Spinning with Beads

Posted by Tropical Twister under Articles , Spinning , Spinning with Beads , Techniques 
[2] Comments 

Viola Beaded

This is a walk through of how I spin with beads. First, I spun a lace weight single of Louet Viola, a wool silk blend. Then, I selected commercial yarn to compliment the fiber I spun. (I selected Forsell 2 ply superwash wool weight 9/94 in the color Damson.)

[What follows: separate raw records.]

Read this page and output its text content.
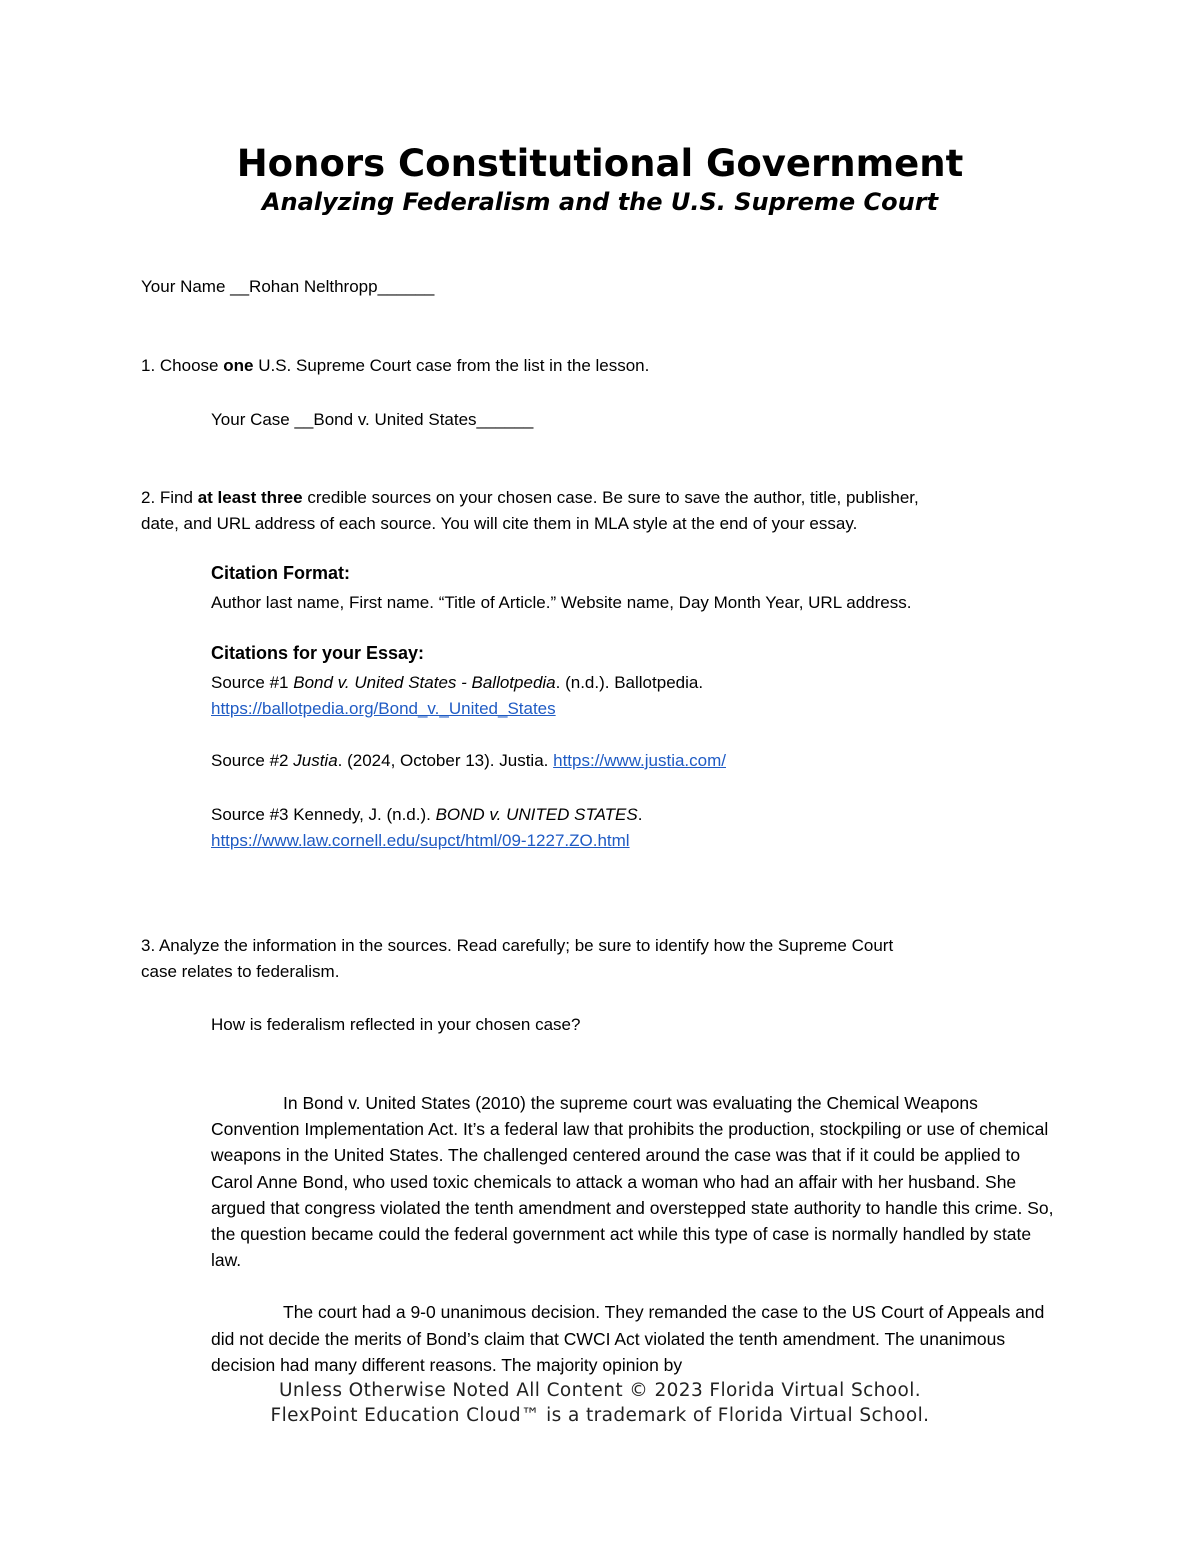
Honors Constitutional Government
Analyzing Federalism and the U.S. Supreme Court
Your Name __Rohan Nelthropp______
1. Choose one U.S. Supreme Court case from the list in the lesson.
Your Case __Bond v. United States______
2. Find at least three credible sources on your chosen case. Be sure to save the author, title, publisher,
date, and URL address of each source. You will cite them in MLA style at the end of your essay.
Citation Format:
Author last name, First name. “Title of Article.” Website name, Day Month Year, URL address.
Citations for your Essay:
Source #1 Bond v. United States - Ballotpedia. (n.d.). Ballotpedia.
https://ballotpedia.org/Bond_v._United_States
Source #2 Justia. (2024, October 13). Justia. https://www.justia.com/
Source #3 Kennedy, J. (n.d.). BOND v. UNITED STATES.
https://www.law.cornell.edu/supct/html/09-1227.ZO.html
3. Analyze the information in the sources. Read carefully; be sure to identify how the Supreme Court
case relates to federalism.
How is federalism reflected in your chosen case?

In Bond v. United States (2010) the supreme court was evaluating the Chemical Weapons Convention Implementation Act. It’s a federal law that prohibits the production, stockpiling or use of chemical weapons in the United States. The challenged centered around the case was that if it could be applied to Carol Anne Bond, who used toxic chemicals to attack a woman who had an affair with her husband. She argued that congress violated the tenth amendment and overstepped state authority to handle this crime. So, the question became could the federal government act while this type of case is normally handled by state law.

The court had a 9-0 unanimous decision. They remanded the case to the US Court of Appeals and did not decide the merits of Bond’s claim that CWCI Act violated the tenth amendment. The unanimous decision had many different reasons. The majority opinion by

Unless Otherwise Noted All Content © 2023 Florida Virtual School.
FlexPoint Education Cloud™ is a trademark of Florida Virtual School.
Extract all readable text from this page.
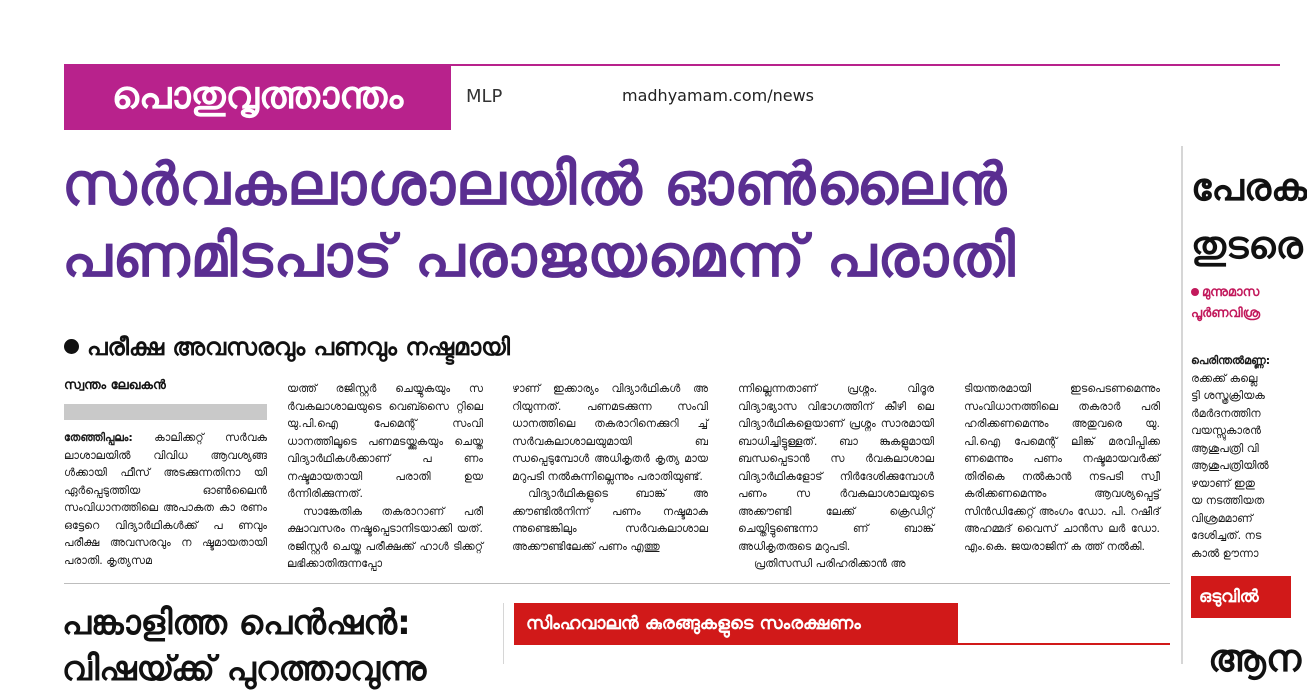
പൊതുവൃത്താന്തം	MLP	madhyamam.com/news
സർവകലാശാലയിൽ ഓൺലൈൻ
പണമിടപാട് പരാജയമെന്ന് പരാതി
പരീക്ഷ അവസരവും പണവും നഷ്ടമായി
സ്വന്തം ലേഖകൻ

തേഞ്ഞിപ്പലം: കാലിക്കറ്റ് സർവക ലാശാലയിൽ വിവിധ ആവശ്യങ്ങ ൾക്കായി ഫീസ് അടക്കുന്നതിനാ യി ഏർപ്പെടുത്തിയ ഓൺലൈൻ സംവിധാനത്തിലെ അപാകത കാ രണം ഒട്ടേറെ വിദ്യാർഥികൾക്ക് പ ണവും പരീക്ഷ അവസരവും ന ഷ്ടമായതായി പരാതി. കൃത്യസമ

യത്ത് രജിസ്റ്റർ ചെയ്യുകയും സ ർവകലാശാലയുടെ വെബ്സൈ റ്റിലെ യു.പി.ഐ പേമെന്റ് സംവി ധാനത്തിലൂടെ പണമടയ്ക്കുകയും ചെയ്ത വിദ്യാർഥികൾക്കാണ് പ ണം നഷ്ടമായതായി പരാതി ഉയ ർന്നിരിക്കുന്നത്.

സാങ്കേതിക തകരാറാണ് പരീ ക്ഷാവസരം നഷ്ടപ്പെടാനിടയാക്കി യത്. രജിസ്റ്റർ ചെയ്ത പരീക്ഷക്ക് ഹാൾ ടിക്കറ്റ് ലഭിക്കാതിരുന്നപ്പോ

ഴാണ് ഇക്കാര്യം വിദ്യാർഥികൾ അ റിയുന്നത്. പണമടക്കുന്ന സംവി ധാനത്തിലെ തകരാറിനെക്കുറി ച്ച് സർവകലാശാലയുമായി ബ ന്ധപ്പെടുമ്പോൾ അധികൃതർ കൃത്യ മായ മറുപടി നൽകുന്നില്ലെന്നും പരാതിയുണ്ട്.

വിദ്യാർഥികളുടെ ബാങ്ക് അ ക്കൗണ്ടിൽനിന്ന് പണം നഷ്ടമാകു ന്നുണ്ടെങ്കിലും സർവകലാശാല അക്കൗണ്ടിലേക്ക് പണം എത്തു

ന്നില്ലെന്നതാണ് പ്രശ്നം. വിദൂര വിദ്യാഭ്യാസ വിഭാഗത്തിന് കീഴി ലെ വിദ്യാർഥികളെയാണ് പ്രശ്നം സാരമായി ബാധിച്ചിട്ടുള്ളത്. ബാ ങ്കുകളുമായി ബന്ധപ്പെടാൻ സ ർവകലാശാല വിദ്യാർഥികളോട് നിർദേശിക്കുമ്പോൾ പണം സ ർവകലാശാലയുടെ അക്കൗണ്ടി ലേക്ക് ക്രെഡിറ്റ് ചെയ്തിട്ടുണ്ടെന്നാ ണ് ബാങ്ക് അധികൃതരുടെ മറുപടി.

പ്രതിസന്ധി പരിഹരിക്കാൻ അ

ടിയന്തരമായി ഇടപെടണമെന്നും സംവിധാനത്തിലെ തകരാർ പരി ഹരിക്കണമെന്നും അതുവരെ യു. പി.ഐ പേമെന്റ് ലിങ്ക് മരവിപ്പിക്ക ണമെന്നും പണം നഷ്ടമായവർക്ക് തിരികെ നൽകാൻ നടപടി സ്വീ കരിക്കണമെന്നും ആവശ്യപ്പെട്ട് സിൻഡിക്കേറ്റ് അംഗം ഡോ. പി. റഷീദ് അഹമ്മദ് വൈസ് ചാൻസ ലർ ഡോ. എം.കെ. ജയരാജിന് ക ത്ത് നൽകി.

പേരക
തുടരെ
മുന്നുമാസ
പൂർണവിശ്ര
പെരിന്തൽമണ്ണ:
രക്കക്ക് കല്ലെ
ട്ടി ശസ്ത്രക്രിയക
ർമർദനത്തിന
വയസ്സുകാരൻ
ആശുപത്രി വി
ആശുപത്രിയിൽ
ഴയാണ് ഇതു
യ നടത്തിയത
വിശ്രമമാണ്
ദേശിച്ചത്. നട
കാൽ ഊന്നാ
ഒടുവിൽ
ആന
പങ്കാളിത്ത പെൻഷൻ:
വിഷയ്‍ക്ക് പുറത്താവുന്നു
സിംഹവാലൻ കുരങ്ങുകളുടെ സംരക്ഷണം
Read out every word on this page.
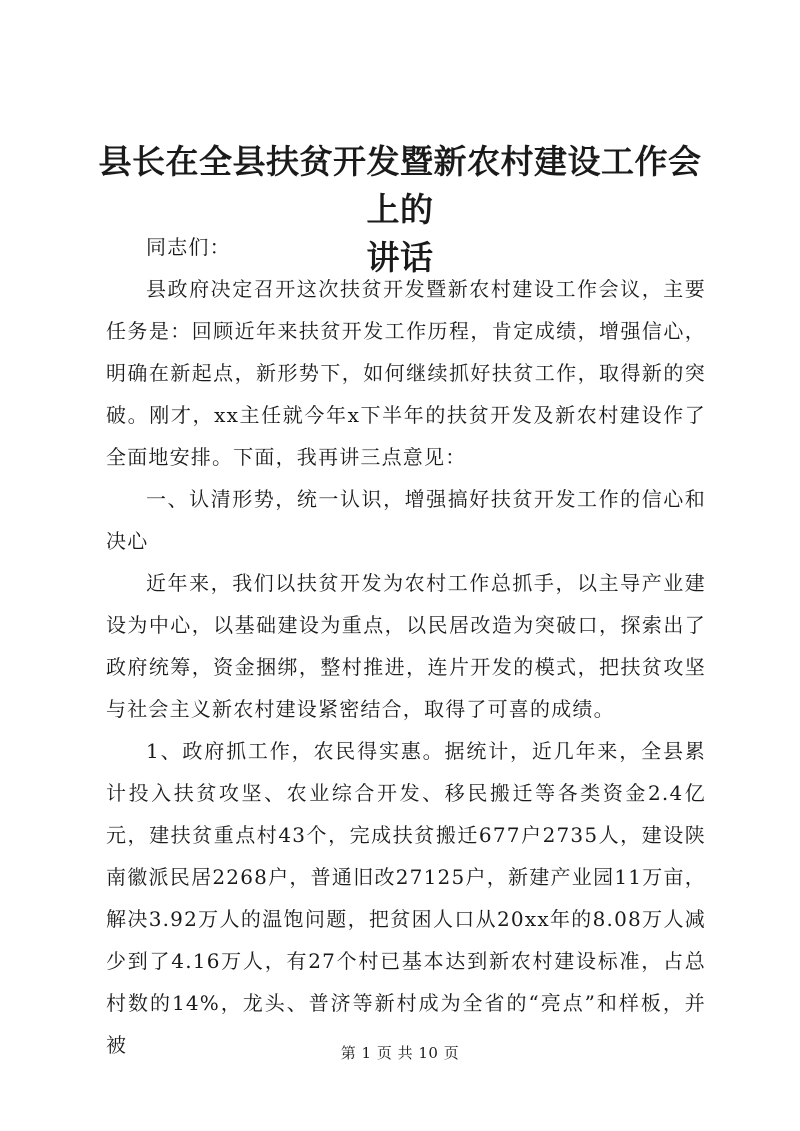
县长在全县扶贫开发暨新农村建设工作会上的
讲话

同志们：

县政府决定召开这次扶贫开发暨新农村建设工作会议，主要任务是：回顾近年来扶贫开发工作历程，肯定成绩，增强信心，明确在新起点，新形势下，如何继续抓好扶贫工作，取得新的突破。刚才，xx主任就今年x下半年的扶贫开发及新农村建设作了全面地安排。下面，我再讲三点意见：

一、认清形势，统一认识，增强搞好扶贫开发工作的信心和决心

近年来，我们以扶贫开发为农村工作总抓手，以主导产业建设为中心，以基础建设为重点，以民居改造为突破口，探索出了政府统筹，资金捆绑，整村推进，连片开发的模式，把扶贫攻坚与社会主义新农村建设紧密结合，取得了可喜的成绩。

1、政府抓工作，农民得实惠。据统计，近几年来，全县累计投入扶贫攻坚、农业综合开发、移民搬迁等各类资金2.4亿元，建扶贫重点村43个，完成扶贫搬迁677户2735人，建设陕南徽派民居2268户，普通旧改27125户，新建产业园11万亩，解决3.92万人的温饱问题，把贫困人口从20xx年的8.08万人减少到了4.16万人，有27个村已基本达到新农村建设标准，占总村数的14%，龙头、普济等新村成为全省的“亮点”和样板，并被	第 1 页 共 10 页
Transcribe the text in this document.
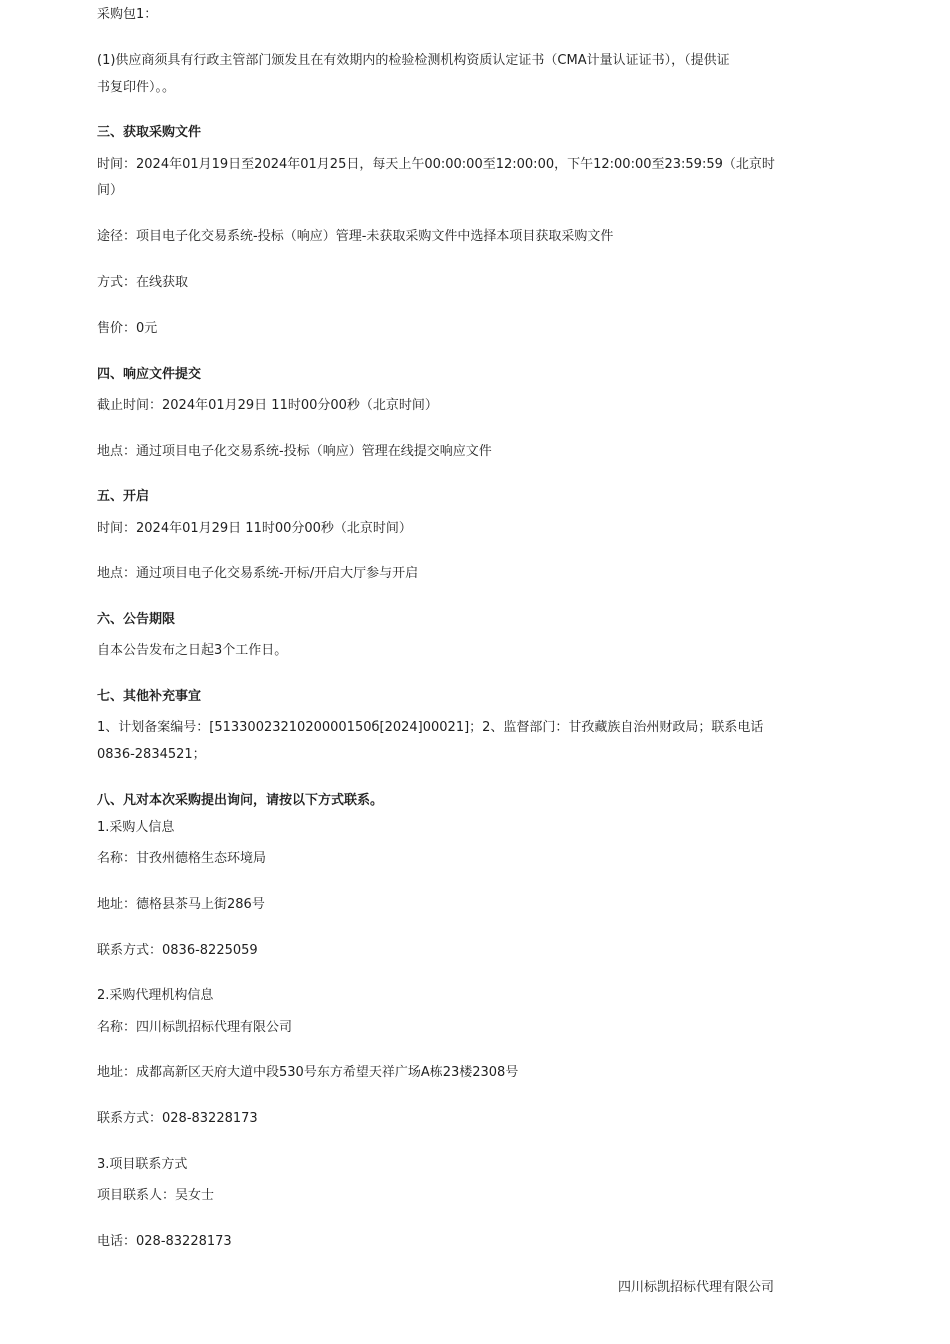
采购包1：
(1)供应商须具有行政主管部门颁发且在有效期内的检验检测机构资质认定证书（CMA计量认证证书），（提供证
书复印件）。。
三、获取采购文件
时间：2024年01月19日至2024年01月25日，每天上午00:00:00至12:00:00，下午12:00:00至23:59:59（北京时
间）
途径：项目电子化交易系统-投标（响应）管理-未获取采购文件中选择本项目获取采购文件
方式：在线获取
售价：0元
四、响应文件提交
截止时间：2024年01月29日 11时00分00秒（北京时间）
地点：通过项目电子化交易系统-投标（响应）管理在线提交响应文件
五、开启
时间：2024年01月29日 11时00分00秒（北京时间）
地点：通过项目电子化交易系统-开标/开启大厅参与开启
六、公告期限
自本公告发布之日起3个工作日。
七、其他补充事宜
1、计划备案编号：[5133002321020000150б[2024]00021]；2、监督部门：甘孜藏族自治州财政局；联系电话
0836-2834521；
八、凡对本次采购提出询问，请按以下方式联系。
1.采购人信息
名称：甘孜州德格生态环境局
地址：德格县茶马上街286号
联系方式：0836-8225059
2.采购代理机构信息
名称：四川标凯招标代理有限公司
地址：成都高新区天府大道中段530号东方希望天祥广场A栋23楼2308号
联系方式：028-83228173
3.项目联系方式
项目联系人：吴女士
电话：028-83228173
四川标凯招标代理有限公司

Watch me spin with beads on YouTube.

I was introduced to the beader below by a friend.  You thread the special needle, spin the center pin and seed beads walk up the needle onto the yarn.  When she told me about it, it sounded like one of those gagets that sounds good but doesn’t really work, but it really works.  I loaded the yarn with seed beads size 6 from Fire Mountain Gems.

Bead Spinner

Once the yarn was loaded with beads, I began to ply the homespun to the beaded commercial yarn.  I am spinning on my new Spinolution, Mach 1 Spinning Wheel.  It has toe brakes that allow me to stop the wheel quickly without having to touch the wheel.   The photo below shows me applying the right toe brake.

Brake

I slide a few beads up the commerical yarn at a time.  I then can slide one at a time up to where it will be plyed with the handspun.

Beading1

I continue slipping beads forward to be caught up in the twist at random intervals.  Notice that the Spinolution, Mach 1 Spinning Wheel has an open orifice.  No hole, just a hook so you can spin yarn as fat as you choose and don’t need a threading hook.

Beading2

You can see the plyed yarn as it builds up on the bobbin.   Notice the Spinolution, Mach 1 Spinning Wheel does not have hooks on the flyer.   The straight “fingers” guide the yarn, but the beads can’t get hung up.

Beading3

After the yarn was spun, I used a niddy noddy to skein the yarn.  Then I fulled the yarn by soaking the finished yarn in a basin of cold water, lightly agitating the yarn.  I rolled the yarn in a towel to dry.  Then I hung the yarn to dry with a weight.  A can of soup works well, but today I used canned tamales.

Results - Beaded Yarn

UPDATE 8/12/2008: I’ve received a number of questions about the bead spinner shown above.  I don’t make or sell them.  I got mine from Michael’s locally but I see that they are also available on the Michael’s website.  They cost about $20 but with the weekly 40% off coupon, not too pricey.  The name:  Spin-N-Bead Jr.  (I guess that means there is a Senior).  It works great but only with seed beads.  It does not work with beads like pearls that have small holes.

To see more of the wheel I used in this post click on Mach 1 Spinning Wheel, or visit our Home Page for more spinning fun.

 

2 Responses to “Spinning with Beads”

  1. Barbara says, August 11th, 2008 at 2:18 pm

    That is BEAUTIFUL!

    I love that second skein — it reminds me of driftwood and seagrass. So gorgeous…

    Do you find that natural fibers work better with seed beads, or synthetics? Most of my friends are natural fiber geeks :)

  2. Tropical Twister says, August 11th, 2008 at 3:45 pm

    Barbara:
    I don’t know why seed beads wouldn’t work with synthetics but I must admit to being a “natural fiber geek” (LOL). I like the feel of natural fibers when I spin and I like the way they entwine when they’re fulled. BUT I’m experimenting with some new engineered fibers. I just acquired some created from seaweed that is said to retain nearly mystical healing qualities of the stuff. I’ll be trying it out and you’ll be hearing more about that here.

    I must admit, I favor the Koala as well. It was really hard to photograph. The fiber is a wool/silk blend with colors of brown, grey and blue. I plyed the homespun with commercial brown wool two ply. The beads are transparent blue beads lined with brown. I love the affect. I’m hoping to weave the yarn into a stole or shawl.